The position remains as stated in reply to my hon. Friend's Question two weeks ago. I cannot at the moment take it any further. My hon. and gallant Friend also raised the question of the limitation of the pay of soldiers to 10s. a week when they are in hospital. I am advised that the rule is based on medical opinion. The soldier is allowed pay only with the permission of the medical officer, and up to date 10s. has always been regarded as sufficient to meet the needs of a convalescing soldier. There is this advantage in the present system, that after they leave hospital they have a balance on which to draw for the purposes of leave.

Wing-Commander James

The hon. and learned Gentleman entirely misses the point I made. I did not suggest that the 10s. a week was inadequate for the man while he was in hospital, but that he should be allowed, if he desired, to purchase savings stamps. I was not querying the 10s. at all.

Mr.
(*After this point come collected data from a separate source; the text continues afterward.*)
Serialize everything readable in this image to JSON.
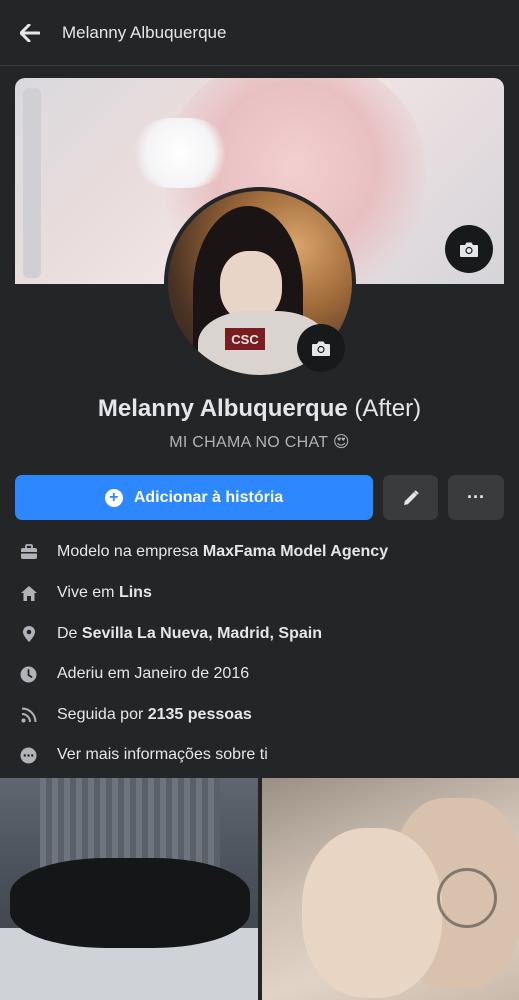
{
  "header": {
    "title": "Melanny Albuquerque"
  },
  "profile": {
    "name": "Melanny Albuquerque",
    "alternate_name": "(After)",
    "bio": "MI CHAMA NO CHAT 😍",
    "avatar_shirt_text": "CSC"
  },
  "actions": {
    "add_story_label": "Adicionar à história",
    "more_label": "···"
  },
  "details": {
    "work_prefix": "Modelo na empresa ",
    "work_company": "MaxFama Model Agency",
    "lives_prefix": "Vive em ",
    "lives_city": "Lins",
    "from_prefix": "De ",
    "from_place": "Sevilla La Nueva, Madrid, Spain",
    "joined": "Aderiu em Janeiro de 2016",
    "followers_prefix": "Seguida por ",
    "followers_count": "2135 pessoas",
    "see_more": "Ver mais informações sobre ti"
  },
  "icons": {
    "back": "arrow-left-icon",
    "camera": "camera-icon",
    "edit": "pencil-icon",
    "work": "briefcase-icon",
    "home": "home-icon",
    "location": "location-pin-icon",
    "clock": "clock-icon",
    "followers": "rss-icon",
    "more": "more-dots-icon"
  },
  "colors": {
    "background": "#242526",
    "primary": "#2d88ff",
    "secondary_button": "#3a3b3c",
    "text": "#e4e6eb",
    "muted_text": "#b0b3b8"
  }
}
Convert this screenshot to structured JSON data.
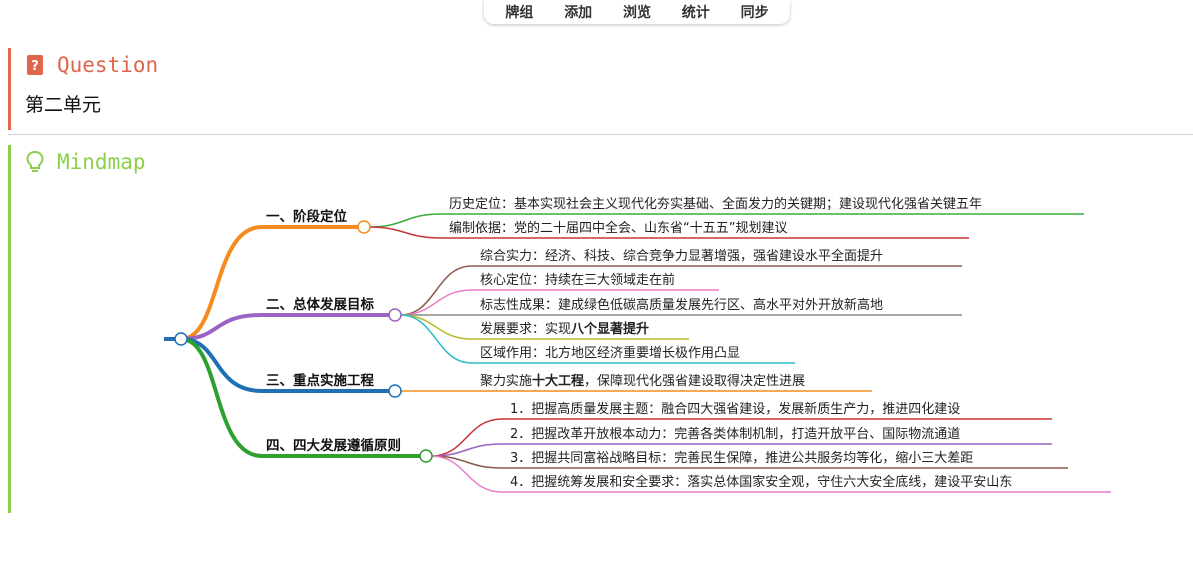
{
  "toolbar": {
    "items": [
      "牌组",
      "添加",
      "浏览",
      "统计",
      "同步"
    ]
  },
  "question": {
    "title": "Question",
    "body": "第二单元",
    "icon": "question-book-icon",
    "color": "#e0664b"
  },
  "mindmap": {
    "title": "Mindmap",
    "icon": "lightbulb-icon",
    "color": "#8ccf4a",
    "branches": [
      {
        "label": "一、阶段定位",
        "color": "#f58b1f",
        "children": [
          {
            "segments": [
              {
                "t": "历史定位：基本实现社会主义现代化夯实基础、全面发力的关键期；建设现代化强省关键五年"
              }
            ],
            "color": "#3aab3a"
          },
          {
            "segments": [
              {
                "t": "编制依据：党的二十届四中全会、山东省“十五五”规划建议"
              }
            ],
            "color": "#c8353a"
          }
        ]
      },
      {
        "label": "二、总体发展目标",
        "color": "#9a63c4",
        "children": [
          {
            "segments": [
              {
                "t": "综合实力：经济、科技、综合竞争力显著增强，强省建设水平全面提升"
              }
            ],
            "color": "#8b5a4a"
          },
          {
            "segments": [
              {
                "t": "核心定位：持续在三大领域走在前"
              }
            ],
            "color": "#e97dc8"
          },
          {
            "segments": [
              {
                "t": "标志性成果：建成绿色低碳高质量发展先行区、高水平对外开放新高地"
              }
            ],
            "color": "#8a8a8a"
          },
          {
            "segments": [
              {
                "t": "发展要求：实现"
              },
              {
                "t": "八个显著提升",
                "b": true
              }
            ],
            "color": "#b8bc2c"
          },
          {
            "segments": [
              {
                "t": "区域作用：北方地区经济重要增长极作用凸显"
              }
            ],
            "color": "#2bbcc6"
          }
        ]
      },
      {
        "label": "三、重点实施工程",
        "color": "#1f6fb5",
        "children": [
          {
            "segments": [
              {
                "t": "聚力实施"
              },
              {
                "t": "十大工程",
                "b": true
              },
              {
                "t": "，保障现代化强省建设取得决定性进展"
              }
            ],
            "color": "#f58b1f"
          }
        ]
      },
      {
        "label": "四、四大发展遵循原则",
        "color": "#2ea02e",
        "children": [
          {
            "segments": [
              {
                "t": "1．把握高质量发展主题：融合四大强省建设，发展新质生产力，推进四化建设"
              }
            ],
            "color": "#c8353a"
          },
          {
            "segments": [
              {
                "t": "2．把握改革开放根本动力：完善各类体制机制，打造开放平台、国际物流通道"
              }
            ],
            "color": "#9a63c4"
          },
          {
            "segments": [
              {
                "t": "3．把握共同富裕战略目标：完善民生保障，推进公共服务均等化，缩小三大差距"
              }
            ],
            "color": "#8b5a4a"
          },
          {
            "segments": [
              {
                "t": "4．把握统筹发展和安全要求：落实总体国家安全观，守住六大安全底线，建设平安山东"
              }
            ],
            "color": "#e97dc8"
          }
        ]
      }
    ]
  }
}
Henderson

I gathered that my hon. and gallant Friend was criticising the limitation of 10s. He also raised a point about payment in arrear in the case of officers. There is no reason why officers in the Army should not adapt their expenditure to the system of payment in arrear, which is almost universal, and we seek to mitigate inconvenience to individual officers in the following way: On being first commissioned an officer gets an advance of £18 5s. designed primarily to tide him over the period of transition from weekly payments to monthly payments, and this advance is recovered over a period of a year at the rate of 1s. a day. An officer who is placed under orders for service overseas may draw an advance of a month in his pay. Officers who are serving overseas may draw the greater part of their net pay in advance, in cash, in the form of advances. The view is taken that, under a system of payment in advance, an officer might very well be seriously inconvenienced on leaving the Service. It is only fair to say that Regular Officers of the Army do receive their pay monthly in advance, but I am informed that this is an ancient privilege which may or may not continue after the present war is concluded. I have endeavoured to cover—

Captain C. S. Taylor

May I have an answer to my question before the Minister sits down?

Mr. Henderson

I thought I said expressly at the beginning of my remarks that I would not be able to deal with all the questions which had been put to me at the beginning of the Debate and that I would take steps to have the points, of those I was not in a position to answer in the course of my speech considered, and a reply sent to the hon. Members concerned.

Captain Taylor

I will put it down next week.

Mr. Henderson

If you please. In view of the fact that another Debate is to be initiated by the hon. Member for Gower (Mr. D. Grenfell), I hope the House will permit me to content myself—not that I have sought to evade various questions—with dealing with the questions which I have already answered.